What do Lys and Westeros have to do with Italians and hand gestures? Let me try to explain where I’m going.
Martin’s imaginary world has traders and merchants speaking a foreign language and trading with people from different parts of their world. This is much like Italy, a country with a long history of trading with other peoples. A country surrounded by water, it’s famous for the merchant ports of Venice, Genoa and Naples, and there have been various wars and foreign rule throughout the history of the peninsula. Once again, similar to my explanation for why Italian beauracracy is so complicated, geography comes into play.
All of this mixing with other populations resulted in a need for the Italian people to be able communicate with others who don’t speak their own language. And how can you sell beautiful Italian silk or shoes if you don’t have the right vocabulary? One place to start is to use hand gestures to get your point across.
Nowadays, gesturing is really part of the Italian language. Hand gestures are used to compliment spoken language very often, and can even be used to replace words. Imagine you’re in a loud bar and you want to communicate with a friend, saying, “It’s too crowded, I’m hungry, let’s go!” You can do that in Italian, no problem, with just three hand gestures.

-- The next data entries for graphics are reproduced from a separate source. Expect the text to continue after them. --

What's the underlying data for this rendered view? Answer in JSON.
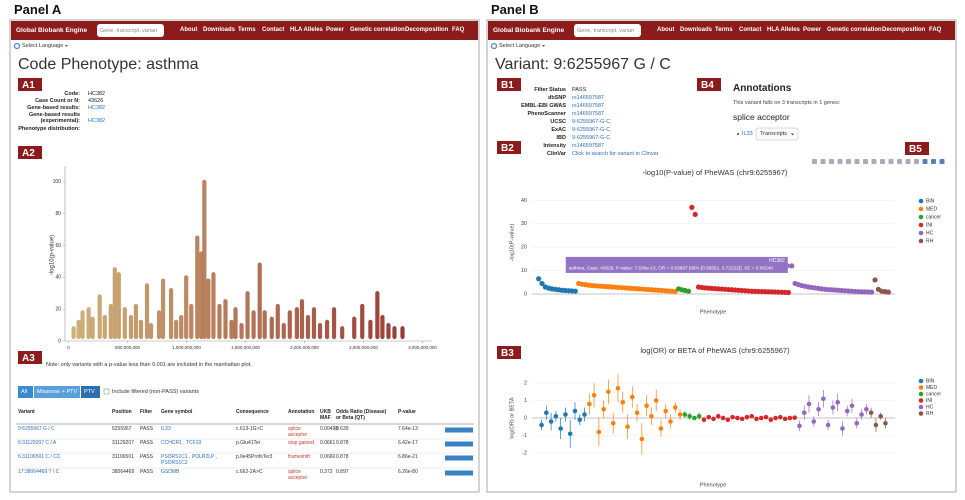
{
  "panel_a": {
    "label": "Panel A",
    "nav": {
      "brand": "Global Biobank Engine",
      "search_placeholder": "Gene, transcript, varian",
      "links": [
        "About",
        "Downloads",
        "Terms",
        "Contact",
        "HLA Alleles",
        "Power",
        "Genetic correlation",
        "Decomposition",
        "FAQ"
      ]
    },
    "language": "Select Language",
    "title": "Code Phenotype: asthma",
    "tags": [
      "A1",
      "A2",
      "A3"
    ],
    "info": [
      {
        "label": "Code:",
        "value": "HC382"
      },
      {
        "label": "Case Count or N:",
        "value": "43626"
      },
      {
        "label": "Gene-based results:",
        "value": "HC382",
        "link": true
      },
      {
        "label": "Gene-based results (experimental):",
        "value": "HC382",
        "link": true
      },
      {
        "label": "Phenotype distribution:"
      }
    ],
    "manhattan": {
      "y_label": "-log10(p-value)",
      "ylim": [
        0,
        110
      ],
      "yticks": [
        0,
        20,
        40,
        60,
        80,
        100
      ],
      "xlim": [
        -30000000,
        3080000000
      ],
      "xticks": [
        0,
        {
          "value": 500000000,
          "label": "500,000,000"
        },
        {
          "value": 1000000000,
          "label": "1,000,000,000"
        },
        {
          "value": 1500000000,
          "label": "1,500,000,000"
        },
        {
          "value": 2000000000,
          "label": "2,000,000,000"
        },
        {
          "value": 2500000000,
          "label": "2,500,000,000"
        },
        {
          "value": 3000000000,
          "label": "3,000,000,000"
        }
      ],
      "color_start": "#c9ad6e",
      "color_end": "#8b1d1d",
      "x": [
        43000000,
        85000000,
        119000000,
        170000000,
        204000000,
        264000000,
        307000000,
        358000000,
        392000000,
        426000000,
        477000000,
        529000000,
        571000000,
        614000000,
        665000000,
        699000000,
        767000000,
        801000000,
        869000000,
        912000000,
        955000000,
        997000000,
        1040000000,
        1091000000,
        1125000000,
        1151000000,
        1185000000,
        1228000000,
        1279000000,
        1330000000,
        1381000000,
        1415000000,
        1466000000,
        1517000000,
        1568000000,
        1620000000,
        1662000000,
        1722000000,
        1773000000,
        1824000000,
        1875000000,
        1935000000,
        1978000000,
        2029000000,
        2080000000,
        2131000000,
        2191000000,
        2250000000,
        2319000000,
        2421000000,
        2489000000,
        2558000000,
        2617000000,
        2660000000,
        2711000000,
        2762000000,
        2830000000
      ],
      "y": [
        8,
        12,
        18,
        20,
        14,
        28,
        15,
        22,
        45,
        42,
        20,
        15,
        22,
        12,
        35,
        10,
        18,
        38,
        32,
        12,
        15,
        40,
        22,
        65,
        55,
        100,
        38,
        42,
        22,
        25,
        12,
        20,
        10,
        30,
        18,
        48,
        18,
        14,
        22,
        10,
        18,
        20,
        25,
        15,
        20,
        10,
        12,
        20,
        8,
        14,
        22,
        12,
        30,
        15,
        10,
        8,
        8
      ]
    },
    "note": "Note: only variants with a p-value less than 0.001 are included in the manhattan plot.",
    "filters": [
      "All",
      "Missense + PTV",
      "PTV"
    ],
    "checkbox_label": "Include filtered (non-PASS) variants",
    "table": {
      "header": [
        "Variant",
        "Position",
        "Filter",
        "Gene symbol",
        "Consequence",
        "Annotation",
        "UKB MAF",
        "Odds Ratio (Disease) or Beta (QT)",
        "P-value"
      ],
      "rows": [
        [
          "9:6255967 G / C",
          "6255967",
          "PASS",
          "IL33",
          "c.613-1G>C",
          "splice acceptor",
          "0.00498",
          "0.639",
          "7.64e-13"
        ],
        [
          "6:31129207 C / A",
          "31129207",
          "PASS",
          "CCHCR1 , TCF19",
          "p.Glu41Ter",
          "stop gained",
          "0.0661",
          "0.878",
          "6.42e-17"
        ],
        [
          "6:31106501 C / CC",
          "31106501",
          "PASS",
          "PSORS1C1 , POLR2LP , PSORS1C2",
          "p.Ile45ProfsTer3",
          "frameshift",
          "0.0660",
          "0.878",
          "6.86e-21"
        ],
        [
          "17:38064469 T / C",
          "38064469",
          "PASS",
          "GSDMB",
          "c.662-2A>C",
          "splice acceptor",
          "0.372",
          "0.897",
          "6.26e-80"
        ]
      ]
    }
  },
  "panel_b": {
    "label": "Panel B",
    "nav": {
      "brand": "Global Biobank Engine",
      "search_placeholder": "Gene, transcript, varian",
      "links": [
        "About",
        "Downloads",
        "Terms",
        "Contact",
        "HLA Alleles",
        "Power",
        "Genetic correlation",
        "Decomposition",
        "FAQ"
      ]
    },
    "language": "Select Language",
    "title": "Variant: 9:6255967 G / C",
    "tags": [
      "B1",
      "B2",
      "B3",
      "B4",
      "B5"
    ],
    "info": [
      {
        "label": "Filter Status",
        "value": "PASS"
      },
      {
        "label": "dbSNP",
        "value": "rs146597587",
        "link": true
      },
      {
        "label": "EMBL-EBI GWAS",
        "value": "rs146597587",
        "link": true
      },
      {
        "label": "PhenoScanner",
        "value": "rs146597587",
        "link": true
      },
      {
        "label": "UCSC",
        "value": "9-6255967-G-C",
        "link": true
      },
      {
        "label": "ExAC",
        "value": "9-6255967-G-C",
        "link": true
      },
      {
        "label": "IBD",
        "value": "9-6255967-G-C",
        "link": true
      },
      {
        "label": "Intensity",
        "value": "rs146597587",
        "link": true
      },
      {
        "label": "ClinVar",
        "value": "Click to search for variant in Clinvar",
        "link": true
      }
    ],
    "annotations": {
      "title": "Annotations",
      "description": "This variant falls on 3 transcripts in 1 genes:",
      "consequence": "splice acceptor",
      "gene": "IL33",
      "button": "Transcripts"
    },
    "phewas_p": {
      "title": "-log10(P-value) of PheWAS (chr9:6255967)",
      "y_label": "-log10(P-value)",
      "x_label": "Phenotype",
      "ylim": [
        0,
        44
      ],
      "yticks": [
        0,
        10,
        20,
        30,
        40
      ],
      "series": [
        {
          "name": "BIN",
          "color": "#1f77b4",
          "values": [
            6.5,
            4.5,
            3,
            2.5,
            2.2,
            2,
            1.8,
            1.6,
            1.5,
            1.4,
            1.3,
            1.2
          ]
        },
        {
          "name": "MED",
          "color": "#ff7f0e",
          "values": [
            4.5,
            4.2,
            4,
            3.8,
            3.6,
            3.5,
            3.4,
            3.3,
            3.2,
            3.1,
            3,
            2.9,
            2.8,
            2.7,
            2.6,
            2.5,
            2.4,
            2.3,
            2.2,
            2.1,
            2,
            1.9,
            1.8,
            1.7,
            1.6,
            1.5,
            1.4,
            1.3,
            1.2,
            1.1
          ]
        },
        {
          "name": "cancer",
          "color": "#2ca02c",
          "values": [
            2.2,
            1.8,
            1.5,
            1.2
          ]
        },
        {
          "name": "INI",
          "color": "#d62728",
          "values": [
            37,
            34,
            3,
            2.8,
            2.6,
            2.5,
            2.4,
            2.3,
            2.2,
            2.1,
            2,
            1.9,
            1.8,
            1.7,
            1.6,
            1.5,
            1.4,
            1.3,
            1.2,
            1.15,
            1.1,
            1.05,
            1,
            0.95,
            0.9,
            0.85,
            0.8,
            0.75,
            0.7,
            0.65
          ]
        },
        {
          "name": "HC",
          "color": "#9467bd",
          "values": [
            12,
            4.5,
            4,
            3.6,
            3.3,
            3,
            2.8,
            2.6,
            2.4,
            2.2,
            2,
            1.9,
            1.8,
            1.7,
            1.6,
            1.5,
            1.4,
            1.3,
            1.2,
            1.1,
            1,
            0.95,
            0.9,
            0.85,
            0.8
          ]
        },
        {
          "name": "RH",
          "color": "#8c564b",
          "values": [
            6,
            2,
            1.2,
            1,
            0.8
          ]
        }
      ],
      "tooltip": {
        "title": "HC382",
        "text": "asthma, Case: 43626, P-value: 7.638e-13, OR = 0.63897 (95% [0.56551, 0.72222]), SE = 0.06248"
      }
    },
    "phewas_beta": {
      "title": "log(OR) or BETA of PheWAS (chr9:6255967)",
      "y_label": "log(OR) or BETA",
      "x_label": "Phenotype",
      "ylim": [
        -2.8,
        2.8
      ],
      "yticks": [
        -2,
        -1,
        0,
        1,
        2
      ],
      "series": [
        {
          "name": "BIN",
          "color": "#1f77b4",
          "values": [
            -0.4,
            0.3,
            -0.2,
            0.1,
            -0.6,
            0.2,
            -0.9,
            0.4,
            -0.1,
            0.2
          ],
          "errors": [
            0.3,
            0.4,
            0.5,
            0.3,
            0.6,
            0.4,
            0.8,
            0.5,
            0.3,
            0.4
          ]
        },
        {
          "name": "MED",
          "color": "#ff7f0e",
          "values": [
            0.8,
            1.3,
            -0.8,
            0.5,
            1.5,
            -0.3,
            1.7,
            0.9,
            -0.5,
            1.2,
            0.3,
            -1.2,
            0.7,
            0.1,
            1.0,
            -0.6,
            0.4,
            -0.2,
            0.6,
            0.2
          ],
          "errors": [
            0.6,
            0.7,
            0.8,
            0.5,
            0.7,
            0.6,
            0.8,
            0.6,
            0.7,
            0.6,
            0.5,
            0.9,
            0.6,
            0.5,
            0.6,
            0.5,
            0.4,
            0.4,
            0.3,
            0.3
          ]
        },
        {
          "name": "cancer",
          "color": "#2ca02c",
          "values": [
            0.2,
            0.1,
            0,
            0.1
          ],
          "errors": [
            0.2,
            0.2,
            0.1,
            0.2
          ]
        },
        {
          "name": "INI",
          "color": "#d62728",
          "values": [
            -0.1,
            0.05,
            -0.05,
            0.1,
            0,
            -0.1,
            0.05,
            0,
            -0.05,
            0.05,
            0.1,
            -0.05,
            0,
            0.05,
            -0.1,
            0,
            0.05,
            -0.05,
            0,
            0.02
          ],
          "errors": [
            0.15,
            0.12,
            0.1,
            0.15,
            0.1,
            0.12,
            0.1,
            0.12,
            0.1,
            0.15,
            0.12,
            0.1,
            0.1,
            0.12,
            0.15,
            0.1,
            0.1,
            0.12,
            0.1,
            0.1
          ]
        },
        {
          "name": "HC",
          "color": "#9467bd",
          "values": [
            -0.45,
            0.3,
            0.8,
            -0.2,
            0.5,
            1.1,
            -0.4,
            0.6,
            0.9,
            -0.6,
            0.4,
            0.7,
            -0.3,
            0.2,
            0.5
          ],
          "errors": [
            0.3,
            0.4,
            0.5,
            0.3,
            0.4,
            0.5,
            0.3,
            0.4,
            0.5,
            0.4,
            0.3,
            0.4,
            0.3,
            0.3,
            0.3
          ]
        },
        {
          "name": "RH",
          "color": "#8c564b",
          "values": [
            0.3,
            -0.4,
            0.1,
            -0.3
          ],
          "errors": [
            0.3,
            0.4,
            0.2,
            0.3
          ]
        }
      ]
    }
  }
}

There are some hand gestures used in Italian that are used in the US too, like the crazy person “screw loose” sign, the tummy rubbing yummy sign, and others. Then there are some that are similar, but different.
Case in point. A few years ago, I was in Venice with my then-boyfriend (now husband) and we were browsing some shops scattered around the narrow streets. It was during Carnevale, so there were lots of people around. A few doors down, my boyfriend looked at me and started gesturing, using almost his entire arm to make a sweeping, downward motion with elbow bent. I thought he was motioning for me to move back (maybe he wanted to take a picture and I needed to be further back, who knows). I started walking away. He was actually motioning for me to come closer to him so I could hear the song that was playing in a store nearby. So of course my reaction caused a bit of a misunderstanding.
In the US, to say “come here,” I would put my palm up and move my fingers towards me (think Neo in The Matrix). Or just using my index finger. That’s not the case in Italy, where you can motion downwards with your hand, or even your whole arm, to ask someone to come closer.
Italian people are famous for using their hands when they speak, but if you can’t decipher the code, there can be cause for confusion. When I was learning Italian, one of my professors taught the class about hand gestures. Looking back on that lesson, I’ve realized it was an important one! I guess I wasn’t paying attention when he talked about the “come here” motion.
There’s so much more to be said about Italian hand gestures, because there really are so many of them. But the reason they have developed and become a part of the Italian language is the same reason traders from the Free Cities learn the Common Tongue in Westeros: communication across various cultures is fundamental for savvy businessmen who need to sell a ship full of goods. And what better way to get your point across than using your hands and body to communicate with your customers?